Sixth Circuit – Dissent Criticizes Limited Restitution Options
In a forceful dissent, a judge in the latest child pornography restitution decision proclaimed that “to accomplish the difficult task of assigning financial responsibility to possessors of child pornography for the harm caused by their conduct, district judges should have all the tools provided by law at their disposal and should be permitted broad discretion to fashion an appropriate remedy.”
The case before the Sixth Circuit, United States v. Hargrove, was decided under controlling Circuit precedent which requires “proximate cause” before a district court can award restitution to a victim of child pornography possession. The dissent appropriately recognized that
The discussion of proximate cause in [previously decided Circuit precedent] is not terribly helpful because the analysis of causation, both proximate (legal) and but-for (factual), is relatively straightforward once traditional tort-law principles of aggregate causation are employed. Defendants in these cases argue that the diffuse and anonymous nature of their conduct precludes a finding that they were the factual causes of any injuries. The majority properly clarifies that which [Circuit precedent] left somewhat vague, that even if conduct is insufficient by itself to cause a given harm, liability attaches when the conduct is sufficient to cause the harm when combined with the wrongful conduct of others. If the opposite rule were adopted, each defendant would be able to escape restitution even though it is undisputed that the defendants’ collective action caused the victims’ harm.
The dissent rightfully points out that
After a defendant is found to be both a factual and proximate cause of a victim’s harm, the statute requires an order of restitution for “the full amount of the victim’s losses.” 18 U.S.C. § 2259(b)(1). Under the theory of aggregate causation…each defendant should be considered to have caused the entirety of the victim’s harm. Yet both [the majority’s decision and Circuit precedent require] grafting an apportionment regime onto the proximate cause requirement. However, in an effort to avoid “unlimited liability for a single action,” [Circuit precedent] goes on to sanction a needlessly rigid apportionment scheme and reject the obvious solution of joint and several liability.
The dissent endorses joint and several liability explaining that “by authorizing joint and several liability or apportionment at the district court’s discretion, [the restitution statute] gives the district courts appropriately wide latitude to fashion restitution awards to best effectuate the statute’s purpose of fully compensating victims. As the en banc Fifth Circuit has held, the mechanism of joint and several liability authorized by § 3664(h) ‘applies well in these circumstances, where victims [of child pornography] are harmed by defendants acting separately who have caused [them] a single harm.'”
The dissent reasoned that
Traditional tort-law principles also counsel in favor of giving district judges the option of joint and several liability in this context. In a typical multi-defendant tort action, an indivisible injury caused by numerous defendants would lead to the imposition of joint and several liability, with the risk that some defendants will be unable to pay borne by the other defendants, not the victim. The historical policy decision to shift the burden of insolvency from tort plaintiffs to defendants fits perfectly with the statutory goal of fully compensating victims of child pornography. See S.Rep. No. 103-138, at 56 (1993) (stating that mandatory restitution for victims of sex crimes
is designed to create an assumption that defendants will pay the victims’ expenses).
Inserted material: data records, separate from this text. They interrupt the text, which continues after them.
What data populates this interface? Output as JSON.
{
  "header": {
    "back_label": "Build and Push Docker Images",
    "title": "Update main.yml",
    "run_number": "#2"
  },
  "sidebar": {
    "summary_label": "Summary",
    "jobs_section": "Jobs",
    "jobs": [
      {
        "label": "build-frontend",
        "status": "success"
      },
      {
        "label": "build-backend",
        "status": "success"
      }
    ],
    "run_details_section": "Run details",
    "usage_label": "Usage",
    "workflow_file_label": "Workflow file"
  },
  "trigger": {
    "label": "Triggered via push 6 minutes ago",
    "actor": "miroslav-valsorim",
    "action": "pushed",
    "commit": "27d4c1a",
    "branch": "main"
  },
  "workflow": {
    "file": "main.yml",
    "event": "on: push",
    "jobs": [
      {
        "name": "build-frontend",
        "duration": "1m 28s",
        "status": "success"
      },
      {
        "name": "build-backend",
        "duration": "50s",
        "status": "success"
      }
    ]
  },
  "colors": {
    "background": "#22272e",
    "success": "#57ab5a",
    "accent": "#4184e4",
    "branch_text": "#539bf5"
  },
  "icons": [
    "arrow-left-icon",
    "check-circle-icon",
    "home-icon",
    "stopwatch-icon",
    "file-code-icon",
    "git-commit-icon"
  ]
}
The dissent concluded that
Joint and several liability may not always be appropriate, but it should be one option available to the district courts when they order defendants to pay restitution to the victims of child pornography. That option seems especially appropriate in cases such as this, where victims were harmed by the knowledge that people like Defendant were viewing images of their abuse, and their harm is not susceptible to division. However, if the district court were presented with evidence that a given defendant was more or less culpable than other possessors of child pornography, the statute empowers the court to “apportion liability among the defendants to reflect the level of contribution to the victim’s loss.”
We agree that “the district courts should be permitted to apportion a victim’s losses based on individualized determinations, impose joint and several liability, or devise alternative methods for allocating varying degrees of fault among perpetrators.” It’s now up to the Supreme Court or Congress to make this happen.